Vision Transformers (ViTs) have exhibited exceptional performance across diverse computer vision tasks, while their substantial parameter size incurs significantly increased memory and computational demands, impeding effective inference on resource-constrained devices. Quantization has emerged as a promising solution to mitigate these challenges, yet existing methods still suffer from significant accuracy loss at low-bit. We attribute this issue to the distinctive distributions of post-LayerNorm and post-GELU activations within ViTs, rendering conventional hardware-friendly quantizers ineffective, particularly in low-bit scenarios. To address this issue, we propose a novel framework called Activation-Distribution-Friendly post-training Quantization for Vision Transformers, ADFQ-ViT. Concretely, we introduce the Per-Patch Outlier-aware Quantizer to tackle irregular outliers in post-LayerNorm activations. This quantizer refines the granularity of the uniform quantizer to a per-patch level while retaining a minimal subset of values exceeding a threshold at full-precision. To handle the non-uniform distributions of post-GELU activations between positive and negative regions, we design the Shift-Log2 Quantizer, which shifts all elements to the positive region and then applies log2 quantization. Moreover, we present the Attention-score enhanced Module-wise Optimization which adjusts the parameters of each quantizer by reconstructing errors to further mitigate quantization error. Extensive experiments demonstrate ADFQ-ViT provides significant improvements over various baselines in image classification, object detection, and instance segmentation tasks at 4-bit. Specifically, when quantizing the ViT-B model to 4-bit, we achieve a 10.23% improvement in Top-1 accuracy on the ImageNet dataset.

Figures (9)

• Figure 1: Overview of our ADFQ-ViT framework. We apply Per-Patch Outlier-aware Quantizer for post-LayerNorm activations (QKV and FC1 Linear), Shift-Log2 Quantizer for post-GELU activations (FC2 Linear), and Attention-score enhanced Module-wise Optimization for optimizing the parameters of weight and input activation quantizers.
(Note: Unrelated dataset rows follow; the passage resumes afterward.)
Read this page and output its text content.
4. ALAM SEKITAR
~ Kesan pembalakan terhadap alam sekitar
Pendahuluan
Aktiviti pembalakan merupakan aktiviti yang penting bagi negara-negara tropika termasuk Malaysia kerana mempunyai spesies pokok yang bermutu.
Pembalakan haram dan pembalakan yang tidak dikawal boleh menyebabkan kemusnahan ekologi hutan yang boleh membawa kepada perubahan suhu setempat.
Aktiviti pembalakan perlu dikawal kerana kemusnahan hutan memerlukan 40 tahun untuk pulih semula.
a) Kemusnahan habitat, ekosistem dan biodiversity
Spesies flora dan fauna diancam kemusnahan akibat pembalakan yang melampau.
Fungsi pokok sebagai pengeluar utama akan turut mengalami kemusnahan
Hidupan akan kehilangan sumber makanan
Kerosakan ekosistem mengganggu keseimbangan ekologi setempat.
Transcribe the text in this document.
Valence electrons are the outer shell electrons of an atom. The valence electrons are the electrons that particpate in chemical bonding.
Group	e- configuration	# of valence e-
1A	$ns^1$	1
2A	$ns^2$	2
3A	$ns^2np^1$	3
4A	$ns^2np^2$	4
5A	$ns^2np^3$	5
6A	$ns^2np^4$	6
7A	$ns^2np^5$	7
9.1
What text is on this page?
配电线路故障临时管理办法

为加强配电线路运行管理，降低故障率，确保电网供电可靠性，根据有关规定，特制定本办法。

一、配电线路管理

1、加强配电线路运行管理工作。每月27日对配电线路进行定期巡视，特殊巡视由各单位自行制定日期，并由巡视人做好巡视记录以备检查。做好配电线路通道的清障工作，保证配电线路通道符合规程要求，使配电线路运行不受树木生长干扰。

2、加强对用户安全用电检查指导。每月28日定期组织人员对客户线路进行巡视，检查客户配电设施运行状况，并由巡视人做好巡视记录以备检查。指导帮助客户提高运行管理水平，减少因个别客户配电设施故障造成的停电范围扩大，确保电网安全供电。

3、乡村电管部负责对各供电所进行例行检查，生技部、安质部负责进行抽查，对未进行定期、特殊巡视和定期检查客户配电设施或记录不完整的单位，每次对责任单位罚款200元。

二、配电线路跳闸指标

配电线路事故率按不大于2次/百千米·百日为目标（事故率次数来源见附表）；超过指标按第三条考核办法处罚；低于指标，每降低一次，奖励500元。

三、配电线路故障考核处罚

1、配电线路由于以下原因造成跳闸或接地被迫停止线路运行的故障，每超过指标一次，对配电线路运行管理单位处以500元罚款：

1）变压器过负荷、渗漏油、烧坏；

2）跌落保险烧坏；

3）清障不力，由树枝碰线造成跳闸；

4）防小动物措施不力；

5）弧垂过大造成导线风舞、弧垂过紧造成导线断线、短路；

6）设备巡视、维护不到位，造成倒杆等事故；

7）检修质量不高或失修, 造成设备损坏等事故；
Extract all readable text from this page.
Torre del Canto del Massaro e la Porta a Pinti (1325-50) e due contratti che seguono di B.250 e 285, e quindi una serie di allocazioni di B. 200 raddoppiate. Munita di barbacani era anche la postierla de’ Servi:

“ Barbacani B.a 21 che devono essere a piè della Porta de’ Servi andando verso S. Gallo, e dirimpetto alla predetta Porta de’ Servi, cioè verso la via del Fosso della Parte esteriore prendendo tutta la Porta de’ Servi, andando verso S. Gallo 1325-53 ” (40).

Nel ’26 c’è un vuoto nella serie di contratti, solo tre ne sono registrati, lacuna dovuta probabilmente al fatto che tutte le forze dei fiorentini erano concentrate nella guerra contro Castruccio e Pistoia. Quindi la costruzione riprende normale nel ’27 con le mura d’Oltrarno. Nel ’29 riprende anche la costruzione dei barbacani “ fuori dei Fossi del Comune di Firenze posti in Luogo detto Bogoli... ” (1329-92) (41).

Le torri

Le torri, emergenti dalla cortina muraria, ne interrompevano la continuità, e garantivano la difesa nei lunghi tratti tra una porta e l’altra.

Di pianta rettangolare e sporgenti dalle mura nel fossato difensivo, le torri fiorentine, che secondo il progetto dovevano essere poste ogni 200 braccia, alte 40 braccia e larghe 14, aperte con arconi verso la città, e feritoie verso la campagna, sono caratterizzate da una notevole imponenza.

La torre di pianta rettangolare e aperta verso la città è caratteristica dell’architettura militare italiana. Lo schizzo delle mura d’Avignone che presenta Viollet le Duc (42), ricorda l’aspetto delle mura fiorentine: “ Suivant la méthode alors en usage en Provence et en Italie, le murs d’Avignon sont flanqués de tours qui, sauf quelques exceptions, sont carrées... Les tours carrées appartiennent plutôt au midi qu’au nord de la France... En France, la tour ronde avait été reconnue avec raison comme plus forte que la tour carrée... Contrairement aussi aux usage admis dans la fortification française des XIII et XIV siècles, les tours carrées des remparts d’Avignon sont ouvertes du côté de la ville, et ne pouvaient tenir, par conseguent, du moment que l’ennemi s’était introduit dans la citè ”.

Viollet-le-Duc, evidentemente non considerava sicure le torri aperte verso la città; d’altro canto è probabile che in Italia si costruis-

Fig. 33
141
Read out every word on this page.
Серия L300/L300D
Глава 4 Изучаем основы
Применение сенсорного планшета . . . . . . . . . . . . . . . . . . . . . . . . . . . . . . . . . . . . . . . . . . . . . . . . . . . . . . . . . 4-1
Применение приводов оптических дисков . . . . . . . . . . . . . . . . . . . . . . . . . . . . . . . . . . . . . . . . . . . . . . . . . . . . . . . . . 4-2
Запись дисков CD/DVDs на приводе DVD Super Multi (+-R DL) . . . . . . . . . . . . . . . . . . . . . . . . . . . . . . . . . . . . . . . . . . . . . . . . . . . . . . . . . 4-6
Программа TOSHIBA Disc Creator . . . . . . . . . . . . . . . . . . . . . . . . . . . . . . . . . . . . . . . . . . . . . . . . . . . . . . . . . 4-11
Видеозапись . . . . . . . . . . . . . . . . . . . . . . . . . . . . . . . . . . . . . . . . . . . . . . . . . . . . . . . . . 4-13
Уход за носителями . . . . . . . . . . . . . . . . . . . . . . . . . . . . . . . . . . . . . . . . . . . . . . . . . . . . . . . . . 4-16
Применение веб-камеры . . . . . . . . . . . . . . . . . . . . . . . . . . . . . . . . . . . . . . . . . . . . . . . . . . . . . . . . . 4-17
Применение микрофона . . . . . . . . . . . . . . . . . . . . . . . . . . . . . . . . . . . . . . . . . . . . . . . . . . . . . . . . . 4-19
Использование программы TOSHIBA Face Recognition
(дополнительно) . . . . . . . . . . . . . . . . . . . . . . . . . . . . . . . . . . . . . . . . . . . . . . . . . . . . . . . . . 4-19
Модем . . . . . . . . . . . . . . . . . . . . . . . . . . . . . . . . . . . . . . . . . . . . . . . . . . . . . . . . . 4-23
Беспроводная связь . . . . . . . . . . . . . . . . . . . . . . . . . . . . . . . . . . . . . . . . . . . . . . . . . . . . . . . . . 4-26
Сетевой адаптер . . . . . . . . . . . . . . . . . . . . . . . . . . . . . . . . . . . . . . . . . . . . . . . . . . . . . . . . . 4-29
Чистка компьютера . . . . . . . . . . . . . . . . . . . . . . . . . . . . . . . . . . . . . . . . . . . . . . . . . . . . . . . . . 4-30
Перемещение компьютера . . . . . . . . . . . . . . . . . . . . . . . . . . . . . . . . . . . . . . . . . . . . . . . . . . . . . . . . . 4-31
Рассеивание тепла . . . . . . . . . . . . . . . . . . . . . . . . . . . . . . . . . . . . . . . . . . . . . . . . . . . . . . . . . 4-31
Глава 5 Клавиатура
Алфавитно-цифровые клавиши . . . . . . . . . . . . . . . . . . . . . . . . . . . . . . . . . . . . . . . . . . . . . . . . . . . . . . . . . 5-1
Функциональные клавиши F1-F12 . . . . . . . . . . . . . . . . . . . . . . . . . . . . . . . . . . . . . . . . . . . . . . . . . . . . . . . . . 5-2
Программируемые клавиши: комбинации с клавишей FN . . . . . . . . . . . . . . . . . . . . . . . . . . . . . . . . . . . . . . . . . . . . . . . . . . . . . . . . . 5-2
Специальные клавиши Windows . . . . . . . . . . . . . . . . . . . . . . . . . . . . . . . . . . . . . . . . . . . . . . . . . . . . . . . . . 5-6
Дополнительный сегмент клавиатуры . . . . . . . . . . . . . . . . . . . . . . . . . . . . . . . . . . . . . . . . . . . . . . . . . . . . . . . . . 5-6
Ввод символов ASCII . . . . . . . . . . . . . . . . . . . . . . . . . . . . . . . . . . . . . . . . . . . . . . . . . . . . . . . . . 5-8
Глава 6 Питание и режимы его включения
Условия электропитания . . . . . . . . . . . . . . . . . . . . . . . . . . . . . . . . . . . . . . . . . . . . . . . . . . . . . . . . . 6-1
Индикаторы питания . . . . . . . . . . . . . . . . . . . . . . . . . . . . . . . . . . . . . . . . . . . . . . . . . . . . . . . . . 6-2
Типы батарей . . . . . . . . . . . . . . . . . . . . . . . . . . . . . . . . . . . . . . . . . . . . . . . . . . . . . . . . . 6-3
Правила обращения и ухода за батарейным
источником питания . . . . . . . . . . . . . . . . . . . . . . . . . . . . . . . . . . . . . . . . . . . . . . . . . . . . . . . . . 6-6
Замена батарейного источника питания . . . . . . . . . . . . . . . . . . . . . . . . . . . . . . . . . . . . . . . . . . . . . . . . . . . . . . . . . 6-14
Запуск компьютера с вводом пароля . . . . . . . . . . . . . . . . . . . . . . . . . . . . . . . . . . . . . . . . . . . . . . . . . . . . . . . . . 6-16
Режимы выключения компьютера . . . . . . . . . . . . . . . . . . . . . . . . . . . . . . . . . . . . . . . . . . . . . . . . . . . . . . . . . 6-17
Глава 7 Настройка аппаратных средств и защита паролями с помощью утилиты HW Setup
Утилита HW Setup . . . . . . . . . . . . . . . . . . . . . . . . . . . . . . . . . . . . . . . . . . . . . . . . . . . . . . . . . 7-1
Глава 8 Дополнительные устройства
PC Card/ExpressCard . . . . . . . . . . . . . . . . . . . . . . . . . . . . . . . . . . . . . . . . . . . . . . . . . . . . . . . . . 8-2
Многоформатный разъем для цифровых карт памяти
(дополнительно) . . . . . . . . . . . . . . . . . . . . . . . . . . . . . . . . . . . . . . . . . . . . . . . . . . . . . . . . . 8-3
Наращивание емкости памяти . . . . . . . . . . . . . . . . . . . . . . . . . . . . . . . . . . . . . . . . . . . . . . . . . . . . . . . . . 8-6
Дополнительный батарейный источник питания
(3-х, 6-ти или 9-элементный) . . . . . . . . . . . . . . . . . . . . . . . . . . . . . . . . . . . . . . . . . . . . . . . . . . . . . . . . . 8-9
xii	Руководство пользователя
• Figure 2: Visualization of the absolute value distribution for post-LayerNorm activations. We choose the DeiT-S model and select 32 images from ImageNet dataset for inference to visualize absolute value of the post-LayerNorm activations in its 1st (first) and 12th (last) blocks.
• Figure 3: Comparison of different quantization granularity for post-LayerNorm activations $X_{ln}$. The red dashed boxes represent the statistical ranges of the quantization parameters.
• Figure 4: Ratio of outliers for input activations (post-LayerNorm activations) of QKV Linear and FC1 Liner for the Deit-S model.
• Figure 5: Visualization of the value distribution for post-GELU activations. The red dotted line indicates the dividing line between positive and negative values.